[squeak-dev] Re: [Pharo-project] #ensure: issues
eliot.miranda at gmail.com
Thu Mar 4 00:34:20 UTC 2010
2010/3/3 Andreas Raab <andreas.raab at gmx.de>
> On 3/3/2010 2:07 PM, Levente Uzonyi wrote:
>> On Wed, 3 Mar 2010, Igor Stasenko wrote:
>>> i don't get it. Just before that, you said: ' I'd expect it to be
>>> evaluated no matter what happens.' ?
>>> But now you saying that it may not be executed in some conditions
>>> (when user pressing abandon button, causing process to be terminated).
>> It's simple: don't terminate process X from another process if process X
>> is executing a termiation block (aka #ensure: block). Or if you
>> terminate it, make sure that the execution of the block will continue
>> somehow (I don't care how).
> You're missing Igors point which is that in his example the halt /
> Transcript *was* in the ensure block and as a result you're contradicting
> yourself here. Let's go back to Igor's example:
> [self boom ] ensure: [ self halt. Transcript show: 'boom']

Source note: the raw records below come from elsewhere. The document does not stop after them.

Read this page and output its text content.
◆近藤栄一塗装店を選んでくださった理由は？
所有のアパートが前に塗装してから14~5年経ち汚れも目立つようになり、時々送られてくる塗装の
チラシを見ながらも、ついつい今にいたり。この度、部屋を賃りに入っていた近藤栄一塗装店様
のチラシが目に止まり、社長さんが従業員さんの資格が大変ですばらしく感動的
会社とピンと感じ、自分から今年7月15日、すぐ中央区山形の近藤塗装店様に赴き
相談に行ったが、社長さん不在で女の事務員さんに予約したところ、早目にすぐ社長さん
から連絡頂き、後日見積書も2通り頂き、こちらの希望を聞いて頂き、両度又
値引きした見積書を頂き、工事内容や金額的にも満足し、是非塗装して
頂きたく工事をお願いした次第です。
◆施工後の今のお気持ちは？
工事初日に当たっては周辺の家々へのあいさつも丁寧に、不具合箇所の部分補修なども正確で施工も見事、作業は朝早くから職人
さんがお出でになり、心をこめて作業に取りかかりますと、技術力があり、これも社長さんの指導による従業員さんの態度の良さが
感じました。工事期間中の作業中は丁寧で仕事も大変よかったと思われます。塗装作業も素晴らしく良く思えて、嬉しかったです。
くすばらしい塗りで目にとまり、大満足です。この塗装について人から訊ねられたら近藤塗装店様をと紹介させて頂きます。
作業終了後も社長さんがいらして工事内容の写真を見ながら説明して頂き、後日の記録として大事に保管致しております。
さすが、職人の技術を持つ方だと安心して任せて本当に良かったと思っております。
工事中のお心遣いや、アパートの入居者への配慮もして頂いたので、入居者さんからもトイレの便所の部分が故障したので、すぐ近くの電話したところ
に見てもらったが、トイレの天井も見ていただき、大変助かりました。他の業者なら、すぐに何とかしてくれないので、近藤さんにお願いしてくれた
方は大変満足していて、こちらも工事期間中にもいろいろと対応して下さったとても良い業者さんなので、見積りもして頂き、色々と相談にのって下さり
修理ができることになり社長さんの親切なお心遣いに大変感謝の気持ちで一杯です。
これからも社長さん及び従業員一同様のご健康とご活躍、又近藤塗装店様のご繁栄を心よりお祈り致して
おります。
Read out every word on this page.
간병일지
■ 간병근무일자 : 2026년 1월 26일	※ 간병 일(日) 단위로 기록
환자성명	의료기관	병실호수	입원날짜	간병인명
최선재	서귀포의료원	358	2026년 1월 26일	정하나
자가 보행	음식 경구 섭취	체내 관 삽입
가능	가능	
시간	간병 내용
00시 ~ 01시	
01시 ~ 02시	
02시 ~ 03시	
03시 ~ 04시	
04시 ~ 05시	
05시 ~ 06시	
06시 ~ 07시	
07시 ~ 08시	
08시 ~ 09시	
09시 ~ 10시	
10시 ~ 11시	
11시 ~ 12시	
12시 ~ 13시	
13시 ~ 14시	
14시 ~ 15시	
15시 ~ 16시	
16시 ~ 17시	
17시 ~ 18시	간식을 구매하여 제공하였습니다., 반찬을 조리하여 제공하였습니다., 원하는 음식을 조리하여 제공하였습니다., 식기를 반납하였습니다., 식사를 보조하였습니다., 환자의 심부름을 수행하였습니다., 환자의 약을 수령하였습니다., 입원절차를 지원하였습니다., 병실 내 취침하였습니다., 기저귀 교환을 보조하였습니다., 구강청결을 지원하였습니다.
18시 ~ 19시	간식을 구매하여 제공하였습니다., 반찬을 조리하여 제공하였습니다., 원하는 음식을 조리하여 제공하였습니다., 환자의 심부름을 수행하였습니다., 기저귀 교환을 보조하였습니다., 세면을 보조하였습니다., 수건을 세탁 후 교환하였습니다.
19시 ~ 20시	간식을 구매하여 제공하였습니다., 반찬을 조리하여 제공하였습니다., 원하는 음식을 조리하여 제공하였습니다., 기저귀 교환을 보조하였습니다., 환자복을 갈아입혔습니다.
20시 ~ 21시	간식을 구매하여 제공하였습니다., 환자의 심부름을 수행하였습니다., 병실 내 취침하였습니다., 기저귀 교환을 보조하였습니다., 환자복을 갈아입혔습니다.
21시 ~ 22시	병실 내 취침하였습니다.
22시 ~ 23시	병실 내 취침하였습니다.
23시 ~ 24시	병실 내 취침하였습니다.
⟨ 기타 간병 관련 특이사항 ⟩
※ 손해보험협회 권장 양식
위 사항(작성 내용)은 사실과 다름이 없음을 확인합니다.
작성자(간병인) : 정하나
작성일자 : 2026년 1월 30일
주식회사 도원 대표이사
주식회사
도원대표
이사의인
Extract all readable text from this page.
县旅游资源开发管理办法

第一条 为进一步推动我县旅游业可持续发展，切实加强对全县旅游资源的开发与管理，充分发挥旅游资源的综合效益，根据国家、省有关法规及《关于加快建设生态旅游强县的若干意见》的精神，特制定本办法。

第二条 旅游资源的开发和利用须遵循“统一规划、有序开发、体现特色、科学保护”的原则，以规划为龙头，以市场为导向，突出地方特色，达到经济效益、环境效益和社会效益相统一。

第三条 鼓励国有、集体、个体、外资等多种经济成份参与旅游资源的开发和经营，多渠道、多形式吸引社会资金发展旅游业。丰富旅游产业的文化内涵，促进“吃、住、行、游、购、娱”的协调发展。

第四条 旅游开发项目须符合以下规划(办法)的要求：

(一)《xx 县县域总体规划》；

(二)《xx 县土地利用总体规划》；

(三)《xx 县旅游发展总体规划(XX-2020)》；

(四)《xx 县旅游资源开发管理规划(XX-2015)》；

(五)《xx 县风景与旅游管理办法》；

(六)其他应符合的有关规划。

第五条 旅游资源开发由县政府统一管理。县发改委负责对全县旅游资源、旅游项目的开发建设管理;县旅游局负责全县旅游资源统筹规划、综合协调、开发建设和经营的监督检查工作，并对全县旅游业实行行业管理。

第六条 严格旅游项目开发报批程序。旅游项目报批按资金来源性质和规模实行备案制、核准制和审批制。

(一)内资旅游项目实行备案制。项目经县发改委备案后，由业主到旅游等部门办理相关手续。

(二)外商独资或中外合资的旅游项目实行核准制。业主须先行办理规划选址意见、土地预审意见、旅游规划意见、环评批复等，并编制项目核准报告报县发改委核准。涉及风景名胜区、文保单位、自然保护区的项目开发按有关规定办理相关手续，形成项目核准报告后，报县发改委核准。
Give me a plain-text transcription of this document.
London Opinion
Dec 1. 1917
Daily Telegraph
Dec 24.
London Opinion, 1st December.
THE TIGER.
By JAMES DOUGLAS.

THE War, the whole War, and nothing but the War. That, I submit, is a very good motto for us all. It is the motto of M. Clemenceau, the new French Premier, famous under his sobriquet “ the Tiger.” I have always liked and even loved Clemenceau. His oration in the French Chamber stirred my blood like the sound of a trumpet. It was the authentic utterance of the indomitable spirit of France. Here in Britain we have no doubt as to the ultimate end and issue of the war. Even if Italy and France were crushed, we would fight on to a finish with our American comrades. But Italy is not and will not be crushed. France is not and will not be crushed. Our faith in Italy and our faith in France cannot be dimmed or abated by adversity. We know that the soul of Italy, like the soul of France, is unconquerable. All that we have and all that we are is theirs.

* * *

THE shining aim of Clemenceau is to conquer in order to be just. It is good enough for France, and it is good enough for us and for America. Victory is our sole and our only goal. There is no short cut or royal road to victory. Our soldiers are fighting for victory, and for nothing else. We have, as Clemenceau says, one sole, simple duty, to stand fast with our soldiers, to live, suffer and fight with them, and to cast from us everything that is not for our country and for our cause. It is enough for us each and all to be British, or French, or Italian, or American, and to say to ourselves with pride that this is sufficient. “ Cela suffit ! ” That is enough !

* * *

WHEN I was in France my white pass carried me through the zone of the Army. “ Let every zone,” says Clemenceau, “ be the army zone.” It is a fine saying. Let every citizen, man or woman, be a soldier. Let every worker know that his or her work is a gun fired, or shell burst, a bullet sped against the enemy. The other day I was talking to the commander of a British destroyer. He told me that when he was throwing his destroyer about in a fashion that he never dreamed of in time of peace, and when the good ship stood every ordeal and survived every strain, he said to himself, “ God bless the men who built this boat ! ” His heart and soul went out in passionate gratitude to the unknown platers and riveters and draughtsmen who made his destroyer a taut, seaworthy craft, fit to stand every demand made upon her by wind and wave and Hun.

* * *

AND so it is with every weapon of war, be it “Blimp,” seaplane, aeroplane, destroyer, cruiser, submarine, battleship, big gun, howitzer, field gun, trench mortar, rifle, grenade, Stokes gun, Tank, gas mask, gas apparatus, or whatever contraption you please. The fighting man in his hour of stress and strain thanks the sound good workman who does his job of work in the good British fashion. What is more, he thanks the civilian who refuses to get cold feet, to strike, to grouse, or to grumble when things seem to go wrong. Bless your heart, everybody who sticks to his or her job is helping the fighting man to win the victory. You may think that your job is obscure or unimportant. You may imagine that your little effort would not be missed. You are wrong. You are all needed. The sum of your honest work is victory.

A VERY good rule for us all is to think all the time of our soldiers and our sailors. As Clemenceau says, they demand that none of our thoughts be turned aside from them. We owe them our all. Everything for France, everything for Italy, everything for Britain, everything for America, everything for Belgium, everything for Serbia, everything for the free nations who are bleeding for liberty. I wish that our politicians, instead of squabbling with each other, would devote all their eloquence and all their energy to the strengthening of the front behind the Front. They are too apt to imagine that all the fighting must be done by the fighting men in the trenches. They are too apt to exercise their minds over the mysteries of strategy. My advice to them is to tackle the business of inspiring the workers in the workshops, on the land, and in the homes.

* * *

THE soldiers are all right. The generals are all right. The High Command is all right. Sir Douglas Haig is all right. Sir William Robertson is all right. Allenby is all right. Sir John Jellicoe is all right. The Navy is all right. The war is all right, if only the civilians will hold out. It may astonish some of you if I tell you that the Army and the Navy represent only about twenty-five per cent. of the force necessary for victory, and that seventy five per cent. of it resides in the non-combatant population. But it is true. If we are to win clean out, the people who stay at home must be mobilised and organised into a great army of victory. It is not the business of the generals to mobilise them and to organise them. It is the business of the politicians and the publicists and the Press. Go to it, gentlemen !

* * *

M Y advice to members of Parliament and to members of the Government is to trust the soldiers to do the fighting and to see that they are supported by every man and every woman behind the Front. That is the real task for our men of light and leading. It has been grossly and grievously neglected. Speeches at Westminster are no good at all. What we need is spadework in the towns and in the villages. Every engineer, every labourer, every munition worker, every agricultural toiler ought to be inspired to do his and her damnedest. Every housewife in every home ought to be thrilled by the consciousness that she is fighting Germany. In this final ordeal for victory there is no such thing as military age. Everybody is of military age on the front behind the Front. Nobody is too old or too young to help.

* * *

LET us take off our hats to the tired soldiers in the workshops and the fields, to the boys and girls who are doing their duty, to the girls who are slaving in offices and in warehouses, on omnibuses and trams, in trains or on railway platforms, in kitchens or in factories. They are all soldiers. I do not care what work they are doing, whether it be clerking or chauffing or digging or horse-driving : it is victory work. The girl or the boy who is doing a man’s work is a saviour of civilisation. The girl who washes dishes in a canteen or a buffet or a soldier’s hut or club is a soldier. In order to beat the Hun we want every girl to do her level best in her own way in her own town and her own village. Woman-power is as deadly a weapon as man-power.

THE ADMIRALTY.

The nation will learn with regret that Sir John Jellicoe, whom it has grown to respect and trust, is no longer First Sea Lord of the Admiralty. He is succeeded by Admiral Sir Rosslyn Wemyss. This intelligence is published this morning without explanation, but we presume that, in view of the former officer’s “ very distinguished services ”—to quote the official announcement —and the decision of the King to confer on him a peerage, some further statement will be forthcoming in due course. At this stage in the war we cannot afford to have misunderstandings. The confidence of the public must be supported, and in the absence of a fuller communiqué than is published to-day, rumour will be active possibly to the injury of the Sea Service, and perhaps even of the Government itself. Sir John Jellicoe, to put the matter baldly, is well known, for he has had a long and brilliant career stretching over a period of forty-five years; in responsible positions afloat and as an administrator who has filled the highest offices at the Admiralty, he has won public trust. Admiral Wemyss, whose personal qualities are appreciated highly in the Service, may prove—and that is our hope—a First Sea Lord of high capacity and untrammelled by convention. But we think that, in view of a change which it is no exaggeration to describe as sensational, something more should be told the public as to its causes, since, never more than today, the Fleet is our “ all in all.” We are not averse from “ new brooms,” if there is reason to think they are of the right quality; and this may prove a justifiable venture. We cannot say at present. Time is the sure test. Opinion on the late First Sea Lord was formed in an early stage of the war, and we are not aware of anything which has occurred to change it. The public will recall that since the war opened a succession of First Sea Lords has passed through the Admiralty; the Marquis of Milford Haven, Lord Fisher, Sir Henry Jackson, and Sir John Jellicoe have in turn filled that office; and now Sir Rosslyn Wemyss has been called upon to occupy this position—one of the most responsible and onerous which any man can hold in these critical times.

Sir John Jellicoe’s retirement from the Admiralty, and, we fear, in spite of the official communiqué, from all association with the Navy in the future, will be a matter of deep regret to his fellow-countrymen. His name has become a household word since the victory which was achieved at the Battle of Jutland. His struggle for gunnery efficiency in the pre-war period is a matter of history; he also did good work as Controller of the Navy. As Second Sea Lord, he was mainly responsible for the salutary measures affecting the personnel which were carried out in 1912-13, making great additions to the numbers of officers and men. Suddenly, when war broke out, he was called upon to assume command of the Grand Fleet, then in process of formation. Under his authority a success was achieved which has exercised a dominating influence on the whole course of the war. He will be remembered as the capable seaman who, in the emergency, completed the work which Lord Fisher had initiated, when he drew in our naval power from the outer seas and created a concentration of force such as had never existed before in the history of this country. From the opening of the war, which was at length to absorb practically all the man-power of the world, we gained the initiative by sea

> The halt is inside the ensure block. If you terminate the process from the
> debugger, it would be logical from your statement that the Transcript
> message would be executed - after all it's " executing a termiation block
> (aka #ensure: block)" and so it can't be terminated by your reasoning.
> However, when Igor was pointing this out you replied with "I didn't say
> that. I said evaluate it the same way as normal code." which is inconsistent
> with the other statement.
> I think every user of #ensure: expects that the termination blocks are
>> executed even if the process which is executing the receiver of #ensure:
>> is terminated. And it actually happens in all but this case.
> The question of terminating processes is always tricky. I don't think that
> your proposal would actually work in practice - it could easily result in
> processes that cannot be terminated due to a simple bug in an ensure block.
> Personally, I'd rather say that the more useful behavior would be something
> along the lines of saying that process termination either skips the current
> ensure block (assuming there's a bug and it should get the heck out of it
> but try to evaluate the remaining ones) or that there need to be two
> terminations - one that is 'soft' and won't allow ensure blocks to be
> skipped and one that is 'hard' (kill -9 hard) and just ignores all the
> ensure blocks.
That's what we did in VisualWorks. Normal terminate is as you say. It
tries to run unwinds until an error, and then if necessary one wields
terminateWithExtremePrejudice and kills the thing stone dead.